(Reuters) - Prominent Islamic militants in London were targeted by a private investigator working for Rupert Murdoch's now-closed News of the World tabloid, according to data obtained by Reuters.
The data, which was collected by British government investigators in 2006 as they looked into alleged media abuses, show that a News of the World journalist commissioned private investigator Steve Whittamore to gather data on Abu Hamza and Abu Qatada, two of London's most controversial militant clerics.
Mohammed al Massari, a Saudi dissident who lives in London, was also targeted in the same way, the data shows.
The information does not indicate whether the newspaper or private eye hacked into any of the militants' voicemails, an illegal tactic used by another detective employed by paper who was jailed in 2007 along with a reporter for hacking into the voicemails of celebrities and aides to Britain's royal family.
News International, Murdoch's London newspaper publishing operation, said it was looking into the matter.
On Friday, London's Metropolitan Police said its investigators had so far identified 5,795 different individuals as possible victims of News of the World phone hacking.
Sources at News International also said a journalist for its surviving tabloid daily, The Sun, had been arrested on Friday in connection with inquiries into bribery of police.
The sources said Friday's arrest was the first for work performed for The Sun. The News of the World was shut in July after reports that it had hacked voicemails on a large scale, now the subject of a police investigation.
The information on the News of the World's Islamic militant targets is contained in an electronic database known as the "blue book," which was assembled by the Information Commissioner's Office, a British government agency, from evidence seized in a 2003 raid on Whittamore's home.
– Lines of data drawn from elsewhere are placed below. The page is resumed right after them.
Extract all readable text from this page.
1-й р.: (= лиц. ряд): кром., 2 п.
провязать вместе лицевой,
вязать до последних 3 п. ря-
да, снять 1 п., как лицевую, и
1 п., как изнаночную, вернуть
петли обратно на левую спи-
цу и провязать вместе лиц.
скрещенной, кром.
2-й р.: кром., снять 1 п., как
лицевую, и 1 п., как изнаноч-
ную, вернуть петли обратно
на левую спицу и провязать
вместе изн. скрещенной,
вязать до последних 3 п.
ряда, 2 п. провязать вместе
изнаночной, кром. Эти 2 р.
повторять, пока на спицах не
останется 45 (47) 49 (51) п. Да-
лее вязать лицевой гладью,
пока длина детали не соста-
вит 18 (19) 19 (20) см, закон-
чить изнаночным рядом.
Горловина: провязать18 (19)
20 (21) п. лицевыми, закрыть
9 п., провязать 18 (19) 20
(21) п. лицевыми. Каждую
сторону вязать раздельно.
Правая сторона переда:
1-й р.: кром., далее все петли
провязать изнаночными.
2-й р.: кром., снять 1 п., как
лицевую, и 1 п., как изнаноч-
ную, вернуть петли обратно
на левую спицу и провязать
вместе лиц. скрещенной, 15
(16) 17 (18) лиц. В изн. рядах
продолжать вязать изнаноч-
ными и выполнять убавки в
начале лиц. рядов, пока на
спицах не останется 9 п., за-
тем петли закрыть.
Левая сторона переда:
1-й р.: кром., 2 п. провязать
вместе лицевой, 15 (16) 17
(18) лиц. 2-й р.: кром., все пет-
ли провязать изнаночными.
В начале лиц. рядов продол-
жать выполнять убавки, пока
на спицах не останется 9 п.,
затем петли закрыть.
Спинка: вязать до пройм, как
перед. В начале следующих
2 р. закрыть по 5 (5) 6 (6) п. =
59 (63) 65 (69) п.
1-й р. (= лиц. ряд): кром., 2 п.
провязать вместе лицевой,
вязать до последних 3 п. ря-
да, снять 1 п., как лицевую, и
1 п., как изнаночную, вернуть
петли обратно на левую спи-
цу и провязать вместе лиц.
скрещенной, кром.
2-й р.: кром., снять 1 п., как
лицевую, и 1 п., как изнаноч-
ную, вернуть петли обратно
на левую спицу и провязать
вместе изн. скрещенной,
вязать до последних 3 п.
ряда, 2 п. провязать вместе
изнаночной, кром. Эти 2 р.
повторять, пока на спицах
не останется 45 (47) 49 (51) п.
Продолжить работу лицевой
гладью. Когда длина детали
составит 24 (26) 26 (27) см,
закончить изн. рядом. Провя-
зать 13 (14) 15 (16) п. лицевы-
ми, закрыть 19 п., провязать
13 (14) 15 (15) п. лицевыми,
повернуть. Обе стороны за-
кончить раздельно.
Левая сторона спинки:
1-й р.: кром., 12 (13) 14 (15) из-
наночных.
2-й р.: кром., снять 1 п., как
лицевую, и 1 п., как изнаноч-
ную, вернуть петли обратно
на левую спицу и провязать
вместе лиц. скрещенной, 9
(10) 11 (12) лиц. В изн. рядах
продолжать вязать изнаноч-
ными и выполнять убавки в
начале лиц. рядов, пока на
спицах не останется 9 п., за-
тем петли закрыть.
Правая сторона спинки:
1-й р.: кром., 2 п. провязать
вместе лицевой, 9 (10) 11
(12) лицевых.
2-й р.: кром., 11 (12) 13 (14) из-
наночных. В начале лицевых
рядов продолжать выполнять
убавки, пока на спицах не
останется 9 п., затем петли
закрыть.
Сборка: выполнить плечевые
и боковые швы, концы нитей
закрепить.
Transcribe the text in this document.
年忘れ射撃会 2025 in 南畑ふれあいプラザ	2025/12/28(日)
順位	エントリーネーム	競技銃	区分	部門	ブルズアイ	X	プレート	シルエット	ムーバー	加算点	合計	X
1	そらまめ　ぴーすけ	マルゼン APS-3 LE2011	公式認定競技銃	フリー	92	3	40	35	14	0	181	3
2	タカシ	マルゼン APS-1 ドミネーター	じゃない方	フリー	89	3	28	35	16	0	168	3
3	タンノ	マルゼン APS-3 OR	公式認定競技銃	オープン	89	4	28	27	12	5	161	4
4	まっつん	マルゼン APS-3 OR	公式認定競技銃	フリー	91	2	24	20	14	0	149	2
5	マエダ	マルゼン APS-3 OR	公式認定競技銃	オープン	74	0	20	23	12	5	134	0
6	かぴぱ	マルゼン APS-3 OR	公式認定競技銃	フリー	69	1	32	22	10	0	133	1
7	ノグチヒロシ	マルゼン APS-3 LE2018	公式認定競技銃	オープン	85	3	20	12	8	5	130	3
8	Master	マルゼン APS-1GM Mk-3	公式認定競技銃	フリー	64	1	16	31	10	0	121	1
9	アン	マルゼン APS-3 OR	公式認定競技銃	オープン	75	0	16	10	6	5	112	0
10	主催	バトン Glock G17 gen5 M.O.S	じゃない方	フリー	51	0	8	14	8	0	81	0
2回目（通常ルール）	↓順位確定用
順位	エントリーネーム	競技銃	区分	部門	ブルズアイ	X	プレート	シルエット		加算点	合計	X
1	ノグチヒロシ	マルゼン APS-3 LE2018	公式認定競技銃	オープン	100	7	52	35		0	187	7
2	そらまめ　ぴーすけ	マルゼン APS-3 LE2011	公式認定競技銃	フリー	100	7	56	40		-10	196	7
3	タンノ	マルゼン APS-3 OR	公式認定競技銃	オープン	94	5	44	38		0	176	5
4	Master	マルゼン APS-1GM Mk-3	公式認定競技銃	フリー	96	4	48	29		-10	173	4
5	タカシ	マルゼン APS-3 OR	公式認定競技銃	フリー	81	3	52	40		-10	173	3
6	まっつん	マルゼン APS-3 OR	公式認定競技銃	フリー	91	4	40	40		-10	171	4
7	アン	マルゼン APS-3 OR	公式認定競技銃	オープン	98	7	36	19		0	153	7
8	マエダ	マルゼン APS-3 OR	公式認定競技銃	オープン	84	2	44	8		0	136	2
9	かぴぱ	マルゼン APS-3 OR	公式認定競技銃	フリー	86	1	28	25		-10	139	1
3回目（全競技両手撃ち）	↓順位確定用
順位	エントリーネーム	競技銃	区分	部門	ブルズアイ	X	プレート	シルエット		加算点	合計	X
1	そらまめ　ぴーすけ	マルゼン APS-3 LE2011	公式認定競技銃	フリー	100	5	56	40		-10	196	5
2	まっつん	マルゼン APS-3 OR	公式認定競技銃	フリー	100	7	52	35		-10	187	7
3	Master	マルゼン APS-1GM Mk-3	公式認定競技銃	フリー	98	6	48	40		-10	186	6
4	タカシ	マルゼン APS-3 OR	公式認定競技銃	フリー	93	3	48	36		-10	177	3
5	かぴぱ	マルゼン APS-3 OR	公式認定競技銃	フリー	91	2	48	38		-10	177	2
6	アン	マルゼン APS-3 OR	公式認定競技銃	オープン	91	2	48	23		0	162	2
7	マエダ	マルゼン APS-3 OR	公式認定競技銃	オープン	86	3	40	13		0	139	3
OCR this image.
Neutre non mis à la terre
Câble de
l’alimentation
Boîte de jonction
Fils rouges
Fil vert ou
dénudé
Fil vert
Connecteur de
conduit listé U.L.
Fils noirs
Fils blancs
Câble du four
The database is undated but is believed to cover a period between 2000 and 2003. It offers no clues on what, if anything, the News of the World dug up on the targets.
The paper ran a story in 2003 exposing what it said was a bigamous marriage by Abu Hamza, which the newspaper said had helped him to win the right to reside in Britain. The woman he wed later denied that she had already been married at the time.
"I DIDN'T ASK"
Whittamore, who could not be reached for comment, was convicted in 2005 of passing information to journalists from a confidential police database, and sentenced to probation.
He told BBC Radio last year that he had sometimes been asked to find confidential information, such as bank or telephone account details, work that he sometimes contracted out.
He said he "didn't know and didn't ask" how some of his associates obtained information.
In the wake of the September 11, 2001, attacks by al Qaeda militants on New York and Washington, both U.S. and British intelligence agencies monitored London-based militants with suspected al Qaeda links, including Abu Qatada and Abu Hamza.
Videotapes of the sermons of Abu Qatada, a Jordanian-born cleric, were found in an apartment in Hamburg, Germany, used by militants who led the attacks.
In the wake of the attacks, Abu Hamza, who was born in Egypt and lost both hands and an eye while reportedly clearing mines in Afghanistan, gained notoriety for both his striking appearance -- he has hooks for hands -- and for fiery sermons at the Finsbury Park mosque in North London, several of whose worshippers became targets of counter-terrorism investigations.
Both Abu Hamza and Abu Qatada were subsequently detained by British authorities. Abu Hamza was convicted of charges including soliciting to murder and fomenting racial hatred, and then became the subject of a U.S. extradition request.
Abu Qatada was detained and ordered deported to Jordan.
Both remain in British custody pending appeals to a European tribunal. Their lawyers could not be reached for comment.